Lamellar Keratoplasty

With advances in instrumentation and techniques, the selective removal of corneal tissue (lamellar keratoplasty [LK]) has become more popular. The general ophthalmologist should be familiar with the special indications for and limitations of the major techniques of LK, including SALK, DALK, DSEK, and DMEK (see Table 15-3). DSEK and DMEK are discussed separately later in this chapter.
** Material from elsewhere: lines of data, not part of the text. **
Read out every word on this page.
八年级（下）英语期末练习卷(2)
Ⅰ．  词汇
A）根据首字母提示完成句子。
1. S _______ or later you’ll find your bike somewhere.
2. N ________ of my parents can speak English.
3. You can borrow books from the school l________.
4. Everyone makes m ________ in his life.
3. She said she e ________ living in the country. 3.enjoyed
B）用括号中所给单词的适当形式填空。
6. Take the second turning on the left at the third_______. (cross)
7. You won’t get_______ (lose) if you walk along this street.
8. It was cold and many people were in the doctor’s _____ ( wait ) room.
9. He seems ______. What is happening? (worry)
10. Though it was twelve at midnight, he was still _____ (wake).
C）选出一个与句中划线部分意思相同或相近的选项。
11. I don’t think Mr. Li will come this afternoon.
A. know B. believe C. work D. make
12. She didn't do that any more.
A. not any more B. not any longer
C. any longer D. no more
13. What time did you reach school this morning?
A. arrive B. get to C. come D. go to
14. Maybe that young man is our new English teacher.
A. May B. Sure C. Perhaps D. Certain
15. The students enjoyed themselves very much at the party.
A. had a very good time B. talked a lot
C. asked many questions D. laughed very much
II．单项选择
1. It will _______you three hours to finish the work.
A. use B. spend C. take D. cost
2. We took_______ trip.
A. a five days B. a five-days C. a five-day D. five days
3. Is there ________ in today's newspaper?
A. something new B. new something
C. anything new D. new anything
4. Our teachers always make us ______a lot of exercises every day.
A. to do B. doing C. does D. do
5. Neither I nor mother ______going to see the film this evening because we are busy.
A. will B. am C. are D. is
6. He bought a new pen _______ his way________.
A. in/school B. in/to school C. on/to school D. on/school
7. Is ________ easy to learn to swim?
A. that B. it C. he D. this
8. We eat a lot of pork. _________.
Anterior Lamellar Transplantation

Lamellar corneal grafting may be indicated in patients who present with opacities or loss of tissue that, for the most part, does not involve the full thickness of the cornea. These conditions include

superficial stromal dystrophies and degenerations (eg, Reis-Bücklers dystrophy, Salzmann nodular degeneration, band keratopathy)

superficial corneal scars

multiple recurrent pterygium with visually significant corneal scarring

corneal thinning (eg, Terrien marginal degeneration, descemetocele formation, pellucid marginal degeneration) (Fig 15-13)

superficial corneal tumors congenital lesions (eg, dermoid)

corneal perforations that are not amenable to resuturing or that occur in patients with ocular surface disease (eg, keratoconjunctivitis sicca)

keratoconus

selective infections, including Acanthamoeba keratitis

Figure 15-13 A, Descemetocele in a patient with rheumatoid arthritis. B, Same patient after lamellar keratoplasty.

Advantages

LK has the following advantages over PK:

minimal requirements for donor material (as preservation of endothelium is not mandatory) reduced risk of entry into the anterior chamber (avoids risks of glaucoma, cataract, retinal detachment, cystoid macular edema, expulsive hemorrhage, and endophthalmitis)

shorter wound healing time and convalescence

reduced incidence of allograft rejection due to no risk of endothelial rejection and, consequently, decreased need for topical corticosteroids

reduced risk of traumatic wound rupture

improved long-term endothelial cell viability and increased graft longevity

better prognosis for patients who have poor adherence to medical instructions or difficulty obtaining frequent follow-up

Disadvantages

Anterior LK does not replace damaged endothelium. The procedure is more technically demanding and time-consuming than PK. It may be associated with opacification and vascularization of the interface. Descemet detachment may produce a double anterior chamber, and placement of an air bubble to tamponade the Descemet membrane against the stroma can lead to the development of an anterior subcapsular cataract.

Surgical Technique

Superficial anterior lamellar keratoplasty

SALK may be performed when the opacity is superficial. If there is a peripheral opacity or perforation, manual lamellar dissection is followed by placement of appropriately sized thin donor tissue.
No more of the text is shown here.